E face a este cenário de perfeição todo um outro quadro de emoções em permanente desajuste e reajuste, parece excessivo. E a violência crua da expressão. Como se fôssemos monstros que na intermitência dos dias levantam narinas fumegantes, fitam o olhar ígneo em redor, fincam garras num lado qualquer da vida e aí mesmo a incineram. E pensando bem, inútil. Ilusória sensação de comunicar e assim aproximar algo ou alguém a uma solidão indelével, pela magia da linguagem. Sem se saber de que serve ser-se transparente. Aparentemente mais reconhecível. Mais claro. E por vezes, sem se querer, o tal monstro terrível por ser enorme e enorme por ser terrível. E mais nada.

Mesmo aquém de um universo tão idealizado, a delicadeza é um conjunto de regras que atenua a dor. Que reserva e defende sem aproximação demasiada. Que não impõe. Que não oprime. Que no fundo deveria seguir os mesmos princípios definidos para o chá.
Mas gosto de pensar em rotinas ainda mais depuradas e idealizadas. Com mais silêncio e mais solidão. A harmonia da solidão e dos gestos simples longe do olhar.
Esta minha vida de partir todos os dias como um caixeiro-viajante com pedaços da vida na mala. Quando o que queria era estar aqui. Ficar por uns tempos num só lugar e numa só vida. Descer numa estação e ficar por uns tempos. E depois não ter nada para dizer. Como se fosse da inevitável imperfeição que se desenrolasse o discurso possível. O relato imparável. Tremendo engano. A solidão, aquela essencial, não passa de um comboio diário de que só nos apeamos pontualmente. Há uma reserva que todos os dias circula nele sem apelo. Talvez a mesma que faz extravasar emoções, incontidas tentativas de chegar a outros e de os trazer a nós. Excesso de vulnerabilidade, instabilidade, construção e destruição de modelos…Um colorido saturado, intenso e corrosivo. Ilusão de encontro. Cumes e baixios a percorrer alternadamente. Uma viagem imparável. Parar.

Planear voltar a um lugar. O mesmo. A única diferença o tempo. Agora. E a quantidade de tempo. Temer que a meio algo se esvazie. Para além de uma mala cheia de vida para arrumar e cadernos a repensar. O mesmo lugar, o mesmo hotel a mesma varanda. E tempo. E ausência, e fim, e silêncio. Mas só uma paragem, um intervalo, aquele entretanto, entre dois tempos.

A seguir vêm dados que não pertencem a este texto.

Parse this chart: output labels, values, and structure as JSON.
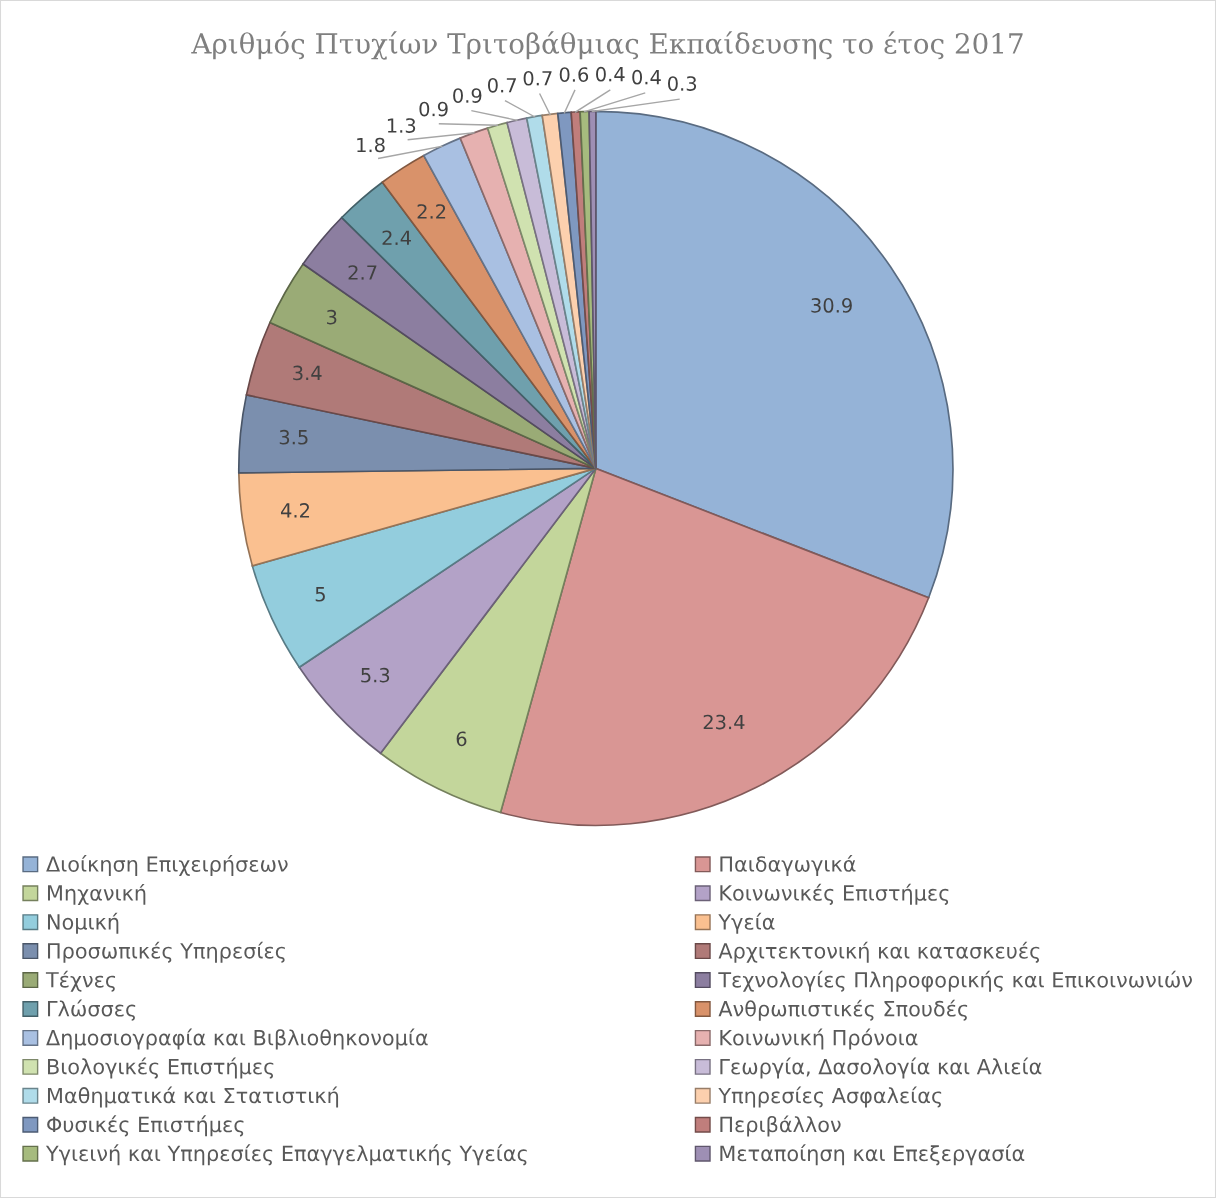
{
  "chart_data": {
    "type": "pie",
    "title": "Αριθμός Πτυχίων Τριτοβάθμιας Εκπαίδευσης το έτος 2017",
    "categories": [
      "Διοίκηση Επιχειρήσεων",
      "Παιδαγωγικά",
      "Μηχανική",
      "Κοινωνικές Επιστήμες",
      "Νομική",
      "Υγεία",
      "Προσωπικές Υπηρεσίες",
      "Αρχιτεκτονική και κατασκευές",
      "Τέχνες",
      "Τεχνολογίες Πληροφορικής και Επικοινωνιών",
      "Γλώσσες",
      "Ανθρωπιστικές Σπουδές",
      "Δημοσιογραφία και Βιβλιοθηκονομία",
      "Κοινωνική Πρόνοια",
      "Βιολογικές Επιστήμες",
      "Γεωργία, Δασολογία και Αλιεία",
      "Μαθηματικά και Στατιστική",
      "Υπηρεσίες Ασφαλείας",
      "Φυσικές Επιστήμες",
      "Περιβάλλον",
      "Υγιεινή και Υπηρεσίες Επαγγελματικής Υγείας",
      "Μεταποίηση και Επεξεργασία"
    ],
    "values": [
      30.9,
      23.4,
      6,
      5.3,
      5,
      4.2,
      3.5,
      3.4,
      3,
      2.7,
      2.4,
      2.2,
      1.8,
      1.3,
      0.9,
      0.9,
      0.7,
      0.7,
      0.6,
      0.4,
      0.4,
      0.3
    ],
    "colors": [
      "#95b3d7",
      "#d99694",
      "#c3d69b",
      "#b3a2c7",
      "#93cddd",
      "#fac090",
      "#7b8fae",
      "#b07a78",
      "#9aab76",
      "#8c7ea0",
      "#6fa0ad",
      "#d9926a",
      "#a9c0e2",
      "#e6b1b0",
      "#d0e2b0",
      "#c8bcd8",
      "#b0dcea",
      "#fcd0ae",
      "#7f98c0",
      "#c07e7c",
      "#a6bb7e",
      "#9e8fb4"
    ],
    "data_labels": true,
    "legend": "bottom"
  }
}
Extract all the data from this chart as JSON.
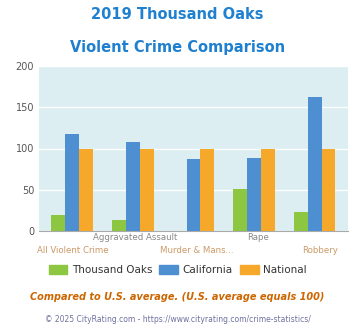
{
  "title_line1": "2019 Thousand Oaks",
  "title_line2": "Violent Crime Comparison",
  "title_color": "#2080d0",
  "categories": [
    "All Violent Crime",
    "Aggravated Assault",
    "Murder & Mans...",
    "Rape",
    "Robbery"
  ],
  "top_labels": [
    "",
    "Aggravated Assault",
    "",
    "Rape",
    ""
  ],
  "bot_labels": [
    "All Violent Crime",
    "",
    "Murder & Mans...",
    "",
    "Robbery"
  ],
  "thousand_oaks": [
    19,
    13,
    0,
    51,
    23
  ],
  "california": [
    118,
    108,
    87,
    88,
    162
  ],
  "national": [
    100,
    100,
    100,
    100,
    100
  ],
  "colors": {
    "thousand_oaks": "#8dc640",
    "california": "#4d8fd1",
    "national": "#f5a829"
  },
  "ylim": [
    0,
    200
  ],
  "yticks": [
    0,
    50,
    100,
    150,
    200
  ],
  "background_color": "#ddeef2",
  "legend_labels": [
    "Thousand Oaks",
    "California",
    "National"
  ],
  "legend_text_color": "#333333",
  "footnote1": "Compared to U.S. average. (U.S. average equals 100)",
  "footnote2": "© 2025 CityRating.com - https://www.cityrating.com/crime-statistics/",
  "footnote1_color": "#cc6600",
  "footnote2_color": "#7070a0",
  "top_label_color": "#888888",
  "bot_label_color": "#cc9966"
}
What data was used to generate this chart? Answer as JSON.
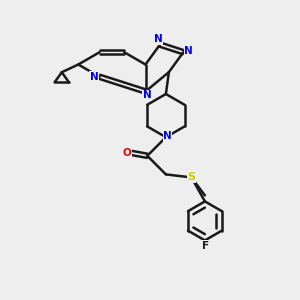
{
  "bg_color": "#eeeeee",
  "bond_color": "#1a1a1a",
  "nitrogen_color": "#0000ee",
  "oxygen_color": "#ee0000",
  "sulfur_color": "#cccc00",
  "line_width": 1.8,
  "figsize": [
    3.0,
    3.0
  ],
  "dpi": 100,
  "xlim": [
    0,
    10
  ],
  "ylim": [
    0,
    10
  ]
}
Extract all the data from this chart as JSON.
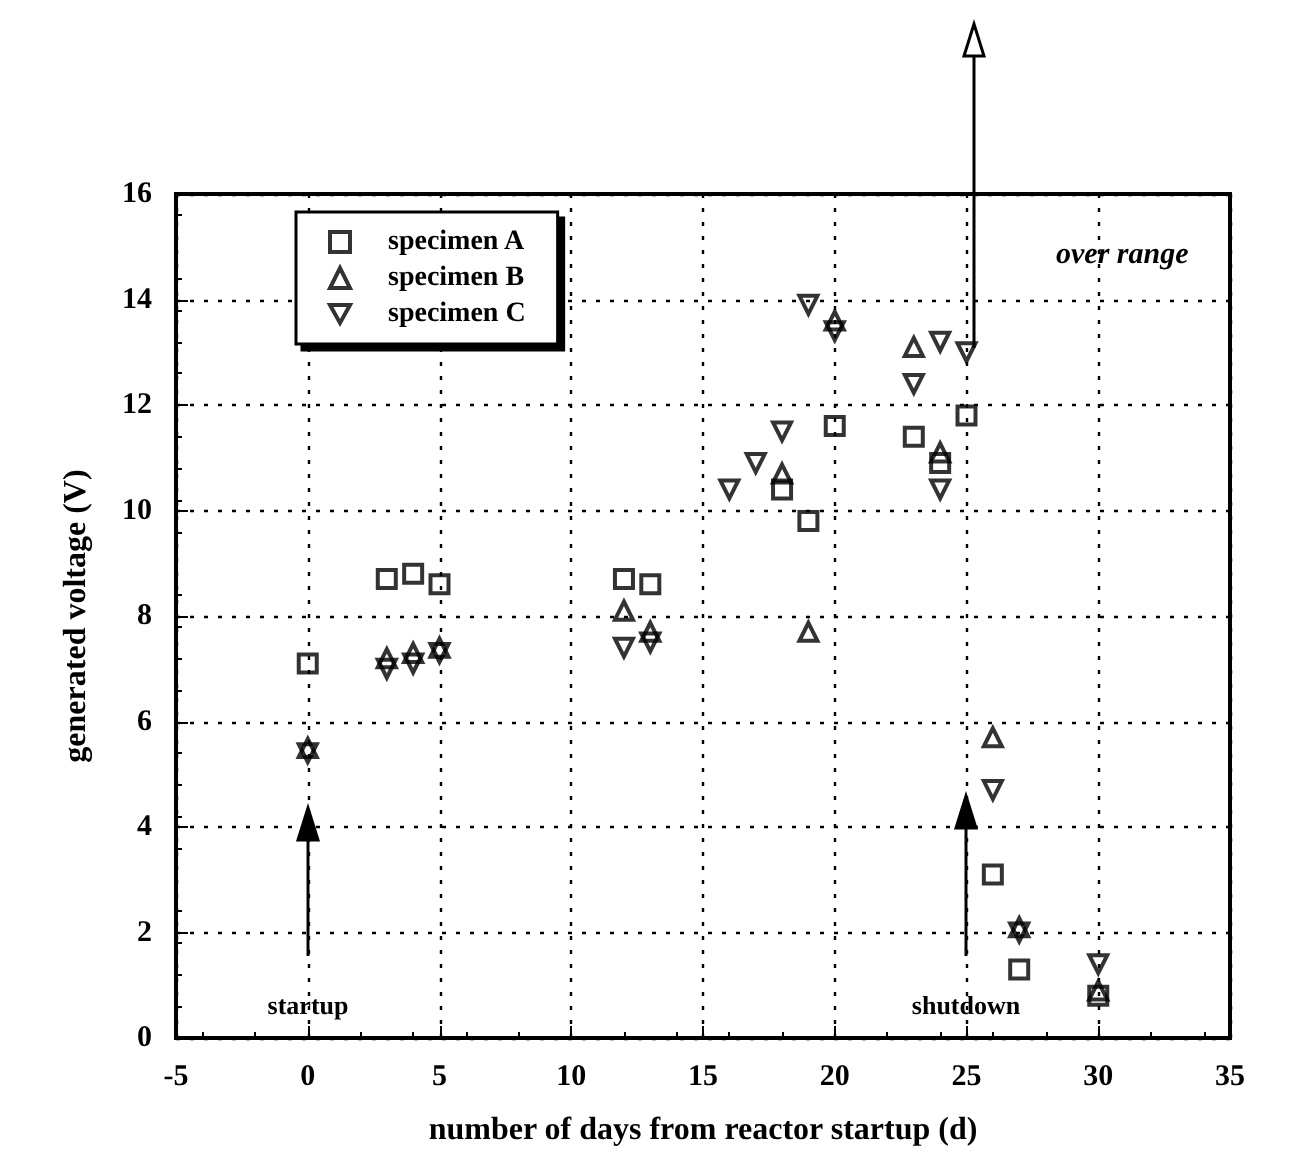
{
  "chart_data": {
    "type": "scatter",
    "xlabel": "number of days from reactor startup (d)",
    "ylabel": "generated voltage (V)",
    "xlim": [
      -5,
      35
    ],
    "xticks": [
      -5,
      0,
      5,
      10,
      15,
      20,
      25,
      30,
      35
    ],
    "ylim": [
      0,
      16
    ],
    "yticks": [
      0,
      2,
      4,
      6,
      8,
      10,
      12,
      14,
      16
    ],
    "grid": true,
    "legend": "top left",
    "series": [
      {
        "name": "specimen A",
        "color": "#000000",
        "marker": "square",
        "x": [
          0,
          3,
          4,
          5,
          12,
          13,
          18,
          19,
          20,
          23,
          24,
          25,
          26,
          27,
          30
        ],
        "values": [
          7.1,
          8.7,
          8.8,
          8.6,
          8.7,
          8.6,
          10.4,
          9.8,
          11.6,
          11.4,
          10.9,
          11.8,
          3.1,
          1.3,
          0.8
        ]
      },
      {
        "name": "specimen B",
        "color": "#000000",
        "marker": "triangle",
        "x": [
          0,
          3,
          4,
          5,
          12,
          13,
          18,
          19,
          20,
          23,
          24,
          26,
          27,
          30
        ],
        "values": [
          5.5,
          7.2,
          7.3,
          7.4,
          8.1,
          7.7,
          10.7,
          7.7,
          13.6,
          13.1,
          11.1,
          5.7,
          2.1,
          0.9
        ]
      },
      {
        "name": "specimen C",
        "color": "#000000",
        "marker": "triangle_down",
        "x": [
          0,
          3,
          4,
          5,
          12,
          13,
          16,
          17,
          18,
          19,
          20,
          23,
          24,
          25,
          24,
          26,
          27,
          30
        ],
        "values": [
          5.4,
          7.0,
          7.1,
          7.3,
          7.4,
          7.5,
          10.4,
          10.9,
          11.5,
          13.9,
          13.4,
          12.4,
          13.2,
          13.0,
          10.4,
          4.7,
          2.0,
          1.4
        ]
      }
    ],
    "annotations": [
      "startup",
      "shutdown",
      "over range"
    ]
  }
}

Chegada a Saigão. O cansaço, a humidade, o sono subliminar e frustrado de muitas horas. O suor, o peso das malas. O choque do ar em fogo nos pulmões. A expectativa do reencontro com a saudade da viagem e de Saigão. Tudo envolvido numa toada de desconforto máximo. Por agora. O olhar fixo num ponto e num momento. Aquele preciso quarto de hotel. Aquele rigoroso momento depois de tudo entretanto, e do banho de todas as sensações dominantes por agora. E do banho que as lava e leva para o fundo do esquecimento. O momento de chegar à janela depois, fresca, apaziguada, perfumada no ar quente e sempre húmido, envolto em cheiros demasiado pesados, os tons lamacentos do rio, a sujidade. Momento perfeito de chegar à janela com uma chávena de chá. Recuar de novo para o cadeirão de rota por detrás do sombreado da persiana de vime. Sombreado com riscas muito juntas e que cobre de tons mais neutros ainda todo o exterior visível. E ouvir o bracejar lento e ineficaz da ventoinha no tecto. E sentir voltar a humidade na pele, de novo o calor imenso sem tréguas. Mas novo. Todas as outras sensações diluídas no banho demorado. Voltar ao momento da partida e chegar, enfim. Finalmente estar. Ali.